To be honest, I never knew how much ADHD can affect family life or for the person who has it. I mean 5 years ago I didn’t know what ADHD was!
The precious moments with my daughter are what I look forward to, the times where we cuddle, read, laugh, paint, and go on our adventures to different places. These are what get me through on the days where I feel like the whole world is on my shoulders or where I have cried from feeling helpless to my situation. I look forward to the positives, the precious time when all is calm and peaceful.
Looking back, it is unbelievable how I even managed to study and gain a degree in drama and theatre studies after all I was going through but I did it even with my daughter screaming and kicking on most evenings that I attended class.

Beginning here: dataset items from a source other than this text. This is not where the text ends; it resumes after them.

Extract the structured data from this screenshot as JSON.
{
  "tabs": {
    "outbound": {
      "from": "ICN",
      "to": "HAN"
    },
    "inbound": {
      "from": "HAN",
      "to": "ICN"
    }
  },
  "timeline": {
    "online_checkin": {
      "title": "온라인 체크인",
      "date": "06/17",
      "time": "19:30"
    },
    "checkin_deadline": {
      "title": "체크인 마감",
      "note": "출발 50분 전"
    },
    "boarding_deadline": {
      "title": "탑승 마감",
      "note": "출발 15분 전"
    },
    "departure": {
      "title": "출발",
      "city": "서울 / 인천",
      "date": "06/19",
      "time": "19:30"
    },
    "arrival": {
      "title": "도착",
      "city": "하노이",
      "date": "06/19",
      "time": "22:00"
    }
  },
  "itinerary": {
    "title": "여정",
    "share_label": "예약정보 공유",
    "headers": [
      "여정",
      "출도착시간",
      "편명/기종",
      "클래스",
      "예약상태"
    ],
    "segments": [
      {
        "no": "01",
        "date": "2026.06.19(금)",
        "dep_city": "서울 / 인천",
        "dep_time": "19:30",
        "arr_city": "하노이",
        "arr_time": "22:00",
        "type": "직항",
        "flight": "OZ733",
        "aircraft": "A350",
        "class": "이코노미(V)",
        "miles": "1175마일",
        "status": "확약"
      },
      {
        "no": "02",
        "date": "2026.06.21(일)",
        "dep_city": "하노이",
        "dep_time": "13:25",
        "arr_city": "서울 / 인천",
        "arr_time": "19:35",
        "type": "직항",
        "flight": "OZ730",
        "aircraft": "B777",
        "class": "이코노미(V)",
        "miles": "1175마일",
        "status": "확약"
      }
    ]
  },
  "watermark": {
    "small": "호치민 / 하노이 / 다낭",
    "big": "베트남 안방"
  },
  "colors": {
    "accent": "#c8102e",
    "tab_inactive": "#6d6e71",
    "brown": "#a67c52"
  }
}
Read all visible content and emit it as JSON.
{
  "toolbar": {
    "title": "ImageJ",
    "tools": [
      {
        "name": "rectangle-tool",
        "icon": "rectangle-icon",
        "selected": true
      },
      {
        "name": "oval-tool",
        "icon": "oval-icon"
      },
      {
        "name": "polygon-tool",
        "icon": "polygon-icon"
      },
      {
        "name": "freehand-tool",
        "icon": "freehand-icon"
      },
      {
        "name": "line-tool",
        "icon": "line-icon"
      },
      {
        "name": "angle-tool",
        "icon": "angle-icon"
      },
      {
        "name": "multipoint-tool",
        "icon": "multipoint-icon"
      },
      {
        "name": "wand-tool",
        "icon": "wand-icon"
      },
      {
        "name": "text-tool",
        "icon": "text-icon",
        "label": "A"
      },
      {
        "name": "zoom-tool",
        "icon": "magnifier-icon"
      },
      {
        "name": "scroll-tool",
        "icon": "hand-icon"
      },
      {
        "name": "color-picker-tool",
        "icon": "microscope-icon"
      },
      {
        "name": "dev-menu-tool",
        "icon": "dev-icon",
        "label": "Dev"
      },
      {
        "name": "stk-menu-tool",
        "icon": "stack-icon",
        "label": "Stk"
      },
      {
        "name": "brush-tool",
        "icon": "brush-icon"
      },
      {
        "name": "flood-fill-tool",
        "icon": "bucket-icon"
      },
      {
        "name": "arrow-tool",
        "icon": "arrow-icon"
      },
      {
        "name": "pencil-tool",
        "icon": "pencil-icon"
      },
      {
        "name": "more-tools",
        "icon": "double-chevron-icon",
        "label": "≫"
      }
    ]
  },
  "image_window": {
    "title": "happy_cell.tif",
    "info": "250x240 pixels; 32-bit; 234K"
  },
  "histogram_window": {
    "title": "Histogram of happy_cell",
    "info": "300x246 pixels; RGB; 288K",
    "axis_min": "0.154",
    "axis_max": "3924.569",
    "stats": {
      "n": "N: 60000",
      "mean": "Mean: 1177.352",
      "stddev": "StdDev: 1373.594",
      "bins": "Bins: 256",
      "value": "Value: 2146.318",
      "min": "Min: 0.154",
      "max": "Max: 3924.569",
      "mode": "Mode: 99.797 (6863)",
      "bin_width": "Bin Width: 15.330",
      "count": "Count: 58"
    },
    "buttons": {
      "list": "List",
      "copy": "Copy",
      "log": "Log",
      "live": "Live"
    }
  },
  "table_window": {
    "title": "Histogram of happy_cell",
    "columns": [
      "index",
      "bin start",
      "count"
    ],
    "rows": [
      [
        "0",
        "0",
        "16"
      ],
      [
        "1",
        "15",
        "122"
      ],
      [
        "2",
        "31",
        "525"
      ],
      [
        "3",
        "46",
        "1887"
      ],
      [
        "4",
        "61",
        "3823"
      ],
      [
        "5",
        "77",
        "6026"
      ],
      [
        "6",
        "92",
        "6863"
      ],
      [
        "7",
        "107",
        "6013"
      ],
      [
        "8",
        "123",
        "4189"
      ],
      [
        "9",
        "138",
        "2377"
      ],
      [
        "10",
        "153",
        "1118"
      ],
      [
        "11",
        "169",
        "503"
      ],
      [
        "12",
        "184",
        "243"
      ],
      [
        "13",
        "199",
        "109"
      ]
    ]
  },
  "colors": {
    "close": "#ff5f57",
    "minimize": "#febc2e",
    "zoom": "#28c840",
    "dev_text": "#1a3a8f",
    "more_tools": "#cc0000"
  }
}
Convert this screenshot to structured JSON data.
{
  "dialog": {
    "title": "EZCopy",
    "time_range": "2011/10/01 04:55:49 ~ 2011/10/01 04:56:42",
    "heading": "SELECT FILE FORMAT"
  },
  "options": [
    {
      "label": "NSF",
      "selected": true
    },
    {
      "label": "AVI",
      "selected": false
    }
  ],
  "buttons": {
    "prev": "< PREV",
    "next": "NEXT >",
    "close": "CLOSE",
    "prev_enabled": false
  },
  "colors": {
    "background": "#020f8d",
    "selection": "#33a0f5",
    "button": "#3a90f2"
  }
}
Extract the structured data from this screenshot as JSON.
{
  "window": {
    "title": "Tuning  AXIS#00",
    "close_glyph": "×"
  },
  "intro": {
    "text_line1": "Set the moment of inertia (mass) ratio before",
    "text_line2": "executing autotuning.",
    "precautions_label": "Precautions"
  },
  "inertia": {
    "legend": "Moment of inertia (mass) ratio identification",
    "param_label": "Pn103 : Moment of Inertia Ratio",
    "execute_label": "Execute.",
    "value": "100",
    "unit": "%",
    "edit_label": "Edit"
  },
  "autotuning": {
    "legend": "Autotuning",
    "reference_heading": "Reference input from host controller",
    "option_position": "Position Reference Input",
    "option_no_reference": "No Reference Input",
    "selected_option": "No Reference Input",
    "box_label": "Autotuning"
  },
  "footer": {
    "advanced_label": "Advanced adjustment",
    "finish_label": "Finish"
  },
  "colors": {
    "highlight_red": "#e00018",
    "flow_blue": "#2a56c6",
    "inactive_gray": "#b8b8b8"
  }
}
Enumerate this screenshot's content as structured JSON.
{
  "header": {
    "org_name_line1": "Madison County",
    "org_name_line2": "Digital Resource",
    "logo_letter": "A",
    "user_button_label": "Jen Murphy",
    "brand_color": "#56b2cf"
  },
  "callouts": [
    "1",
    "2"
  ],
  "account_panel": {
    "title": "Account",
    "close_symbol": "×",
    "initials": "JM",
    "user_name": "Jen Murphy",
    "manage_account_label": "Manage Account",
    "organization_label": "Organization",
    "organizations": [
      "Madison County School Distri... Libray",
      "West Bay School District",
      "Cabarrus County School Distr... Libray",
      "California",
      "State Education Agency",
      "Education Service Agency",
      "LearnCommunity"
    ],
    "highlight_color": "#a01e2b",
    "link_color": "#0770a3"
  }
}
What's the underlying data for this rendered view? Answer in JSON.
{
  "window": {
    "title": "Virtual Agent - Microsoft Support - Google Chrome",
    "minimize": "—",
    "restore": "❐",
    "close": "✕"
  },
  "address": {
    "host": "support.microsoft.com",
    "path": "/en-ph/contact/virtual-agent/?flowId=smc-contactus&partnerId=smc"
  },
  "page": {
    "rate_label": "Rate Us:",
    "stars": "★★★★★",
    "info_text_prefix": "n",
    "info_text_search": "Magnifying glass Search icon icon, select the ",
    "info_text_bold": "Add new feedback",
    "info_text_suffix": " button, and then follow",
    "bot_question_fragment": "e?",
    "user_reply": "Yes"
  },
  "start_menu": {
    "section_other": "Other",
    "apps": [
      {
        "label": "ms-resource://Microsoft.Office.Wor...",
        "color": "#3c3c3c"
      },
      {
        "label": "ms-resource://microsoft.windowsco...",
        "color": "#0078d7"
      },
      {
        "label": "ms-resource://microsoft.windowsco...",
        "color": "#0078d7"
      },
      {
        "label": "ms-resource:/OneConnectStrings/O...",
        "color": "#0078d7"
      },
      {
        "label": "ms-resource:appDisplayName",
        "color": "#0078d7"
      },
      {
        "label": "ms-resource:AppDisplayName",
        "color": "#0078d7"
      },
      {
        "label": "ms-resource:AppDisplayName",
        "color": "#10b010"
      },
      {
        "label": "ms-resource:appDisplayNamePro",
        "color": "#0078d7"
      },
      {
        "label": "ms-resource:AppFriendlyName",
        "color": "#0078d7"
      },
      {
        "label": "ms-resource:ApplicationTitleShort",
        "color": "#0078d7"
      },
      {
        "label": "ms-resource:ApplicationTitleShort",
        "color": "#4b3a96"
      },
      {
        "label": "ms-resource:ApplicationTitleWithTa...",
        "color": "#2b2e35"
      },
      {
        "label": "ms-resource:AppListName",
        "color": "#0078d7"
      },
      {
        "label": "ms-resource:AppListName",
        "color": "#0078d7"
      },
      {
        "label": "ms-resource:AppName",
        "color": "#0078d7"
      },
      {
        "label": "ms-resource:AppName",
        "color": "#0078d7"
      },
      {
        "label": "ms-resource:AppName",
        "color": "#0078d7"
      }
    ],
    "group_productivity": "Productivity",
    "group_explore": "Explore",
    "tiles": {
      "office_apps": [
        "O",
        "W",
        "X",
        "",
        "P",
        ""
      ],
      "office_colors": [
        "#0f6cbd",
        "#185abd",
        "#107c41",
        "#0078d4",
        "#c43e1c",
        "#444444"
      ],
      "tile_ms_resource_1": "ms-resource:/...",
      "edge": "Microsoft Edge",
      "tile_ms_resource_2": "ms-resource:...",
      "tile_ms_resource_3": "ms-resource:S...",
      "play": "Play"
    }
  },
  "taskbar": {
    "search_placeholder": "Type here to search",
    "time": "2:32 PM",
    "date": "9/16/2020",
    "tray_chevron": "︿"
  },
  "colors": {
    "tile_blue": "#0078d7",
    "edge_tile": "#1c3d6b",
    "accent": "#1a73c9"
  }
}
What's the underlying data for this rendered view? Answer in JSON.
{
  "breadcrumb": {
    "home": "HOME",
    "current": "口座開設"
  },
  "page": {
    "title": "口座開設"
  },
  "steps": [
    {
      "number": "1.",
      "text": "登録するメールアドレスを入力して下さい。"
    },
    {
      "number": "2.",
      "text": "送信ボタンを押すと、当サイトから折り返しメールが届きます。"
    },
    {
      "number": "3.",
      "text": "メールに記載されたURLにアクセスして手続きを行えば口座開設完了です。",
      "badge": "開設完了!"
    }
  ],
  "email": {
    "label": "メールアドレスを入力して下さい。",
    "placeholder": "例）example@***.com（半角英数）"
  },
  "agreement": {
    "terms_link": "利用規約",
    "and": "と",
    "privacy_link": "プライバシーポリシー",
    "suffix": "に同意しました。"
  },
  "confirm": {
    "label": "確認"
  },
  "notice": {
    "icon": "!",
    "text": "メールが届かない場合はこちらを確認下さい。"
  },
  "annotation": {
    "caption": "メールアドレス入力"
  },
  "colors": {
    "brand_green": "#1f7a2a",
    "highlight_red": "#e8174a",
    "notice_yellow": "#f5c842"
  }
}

I remember once going into my rehearsals with bits of banana wiped down me from a tantrum my daughter had just had. 4 years after studying and with a lot of persistence I now have a degree. I even created my own solo performance based on a life of a single mother.
My daughter was 3 years old when I began studying and was 8 when I graduated and received a Harold and Jean Brook prize award. I did it, and persevered despite what life threw at me, through the good and bad days and as a single mum.
Jessica Phillips is a single mother and emerging writer/ performance artist. Jessica gained a BA HONS in theatre and Drama Studies at Birkbeck, University of London. She has taken part in two readathons events to raise money for the 'Rose Reveal project', in 2014 and played 'Prince Escalus' in William Shakespeare's 'Romeo and Juliet' adapted by the Rose Theatre. Jessica is currently working on her second play and also in the process of writing her first novel.